子どもの育ち(3歳児 年少組)

4月から年少組がスタートし、あっという間に1学期を終えようとしています。

初めは新しい環境に不安や寂しさを感じる子どももいましたが、少しずつ園生活に慣れ、出来るようになったことも増えてきました。遊びの中での発見も多く、遊びの幅にも広がりを見せ、様々な体験や経験から自信をつけてきている子ども達です。

この一学期での子ども達の育ちや変化を幼児期の終わりまでに育ってほしい【10の姿】をもとにお伝えしていきたいと思います。

 

 

自分でできるようになったよ!


朝の身支度、着脱、帰りの準備など、身の回りの事も保育者と一緒に行っていたことが、今では『自分でやってみよう!』とする姿から保育者の見守りの下、自分で出来る様になってきています。

『できた!』ことが自信となり、他者の指示通りに行動するのではなく、自ら考え、主体性と自信をもって取り組む子どもの姿のことを示す【自立心】に繋がっています。

 

 

のはら園での興味・関心から


以前のブログでお伝えしたこともありますが、のはら園で遊ぶことが大好きな子ども達。

『のはら園って何があるの?』と走り回って探検することを楽しんでいた子ども達も、担任の自然に興味を持って欲しいという意図を持った取り組みや、小さな小さなアリとの出会いをきっかけに地面や草花に目を向けて、今では、生き物や虫探しの名人になっている子どもも沢山います。

また、バラを観察したことをきっかけに『花を育ててみたい』という気持ちを抱き、ひまわりや野菜を植える体験も行いました。

現在、観察をして

「ひまわりの芽がでたよ!」

「大きくなってきたー!」

「野菜ができてるよー。何か作る?」

と子ども達からの声が聞こえてきます。

身近な自然に興味を持ったり、遊びの中で生き物や植物とふれ合ったりする実体験を通して『自然とのかかわり・生命尊重』が育まれてきているところです。

 

 

友だちに興味を持つ


まずは一人遊びを存分に楽しむ時期であり、好きな遊びを見つけてそれぞれが目の前の遊びを思い思いに楽しんでいます。

ふと隣を見ると友だちがいて自分と違う遊びをしていることに気づくと興味を持ち始め、遊びを通して『自分』とは違う『他者』がいることを知り始めます。

そして友だちとの関わりの中で『自分』と『相手』の存在に気付き、自分中心の世界から友だちと折り合いをつけて遊ぶ姿へと変わってきています。

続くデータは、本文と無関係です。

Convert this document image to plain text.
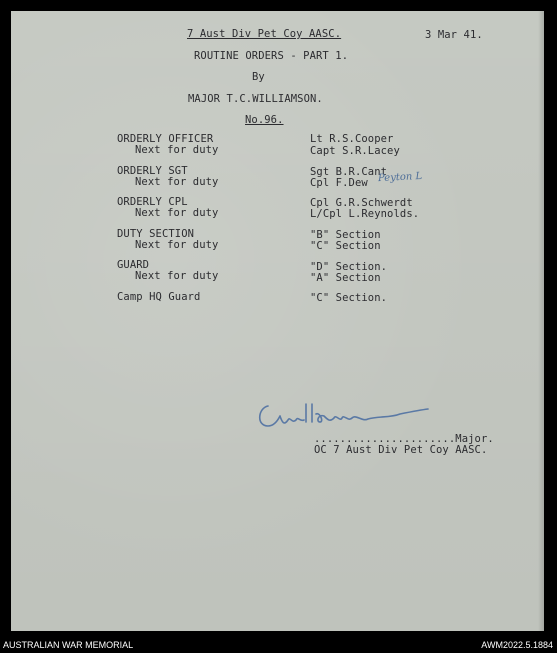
7 Aust Div Pet Coy AASC.	3 Mar 41.
ROUTINE ORDERS - PART 1.
By
MAJOR T.C.WILLIAMSON.
No.96.
ORDERLY OFFICER	Lt R.S.Cooper
Next for duty	Capt S.R.Lacey
ORDERLY SGT	Sgt B.R.Cant
Next for duty	Cpl F.Dew Peyton L
ORDERLY CPL	Cpl G.R.Schwerdt
Next for duty	L/Cpl L.Reynolds.
DUTY SECTION	"B" Section
Next for duty	"C" Section
GUARD	"D" Section.
Next for duty	"A" Section
Camp HQ Guard	"C" Section.
......................Major.
OC 7 Aust Div Pet Coy AASC.
AUSTRALIAN WAR MEMORIAL	AWM2022.5.1884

こうしていきながら互いの思いや考えを分かち合えるようになり『協同性』へと繋がっていく第一歩となります。

5月の出来事で、クラスで覚えたわらべうたを園庭で友だちと一緒に楽しむ姿が見られました。遊びを通して、友だちとの輪が広がってきています。

 

 

上記以外にも、一学期にはリズムや運動遊び、クッキングの経験や行事を通した体験、泥や水や新聞紙遊び等の感覚遊び等と様々な遊びを体験・経験しています。

そこからの気付きや発見、できるようになったことも沢山あります。

こうして子ども達は何かをきっかけに遊びの幅や友だちの輪が広がり、『できた!』『嬉しい』『楽しい!』『もっとやってみたい!』という気持ちを抱き、キラキラ輝くその思いが子どもの育ちへと繋がっていきます。

私達はこの一学期の経験を充分に活かしていきながら、これからも子ども達の小さな気付きや発見、興味・関心をしっかりキャッチし、これから先を見据えて『今の子ども達に何を身につけてほしいのか』という視点を持った上で【やってみたい!】気持ちに寄り添い、子どもの育ちを見守り、認め、関わっていきたいと思います。

今後は、子ども達の『考える力』を身につけていけるよう、話し合いの場を少しずつ増やしていき、どんなことをしたいのか、子どもと一緒に遊びを考えていける機会を作っていきます。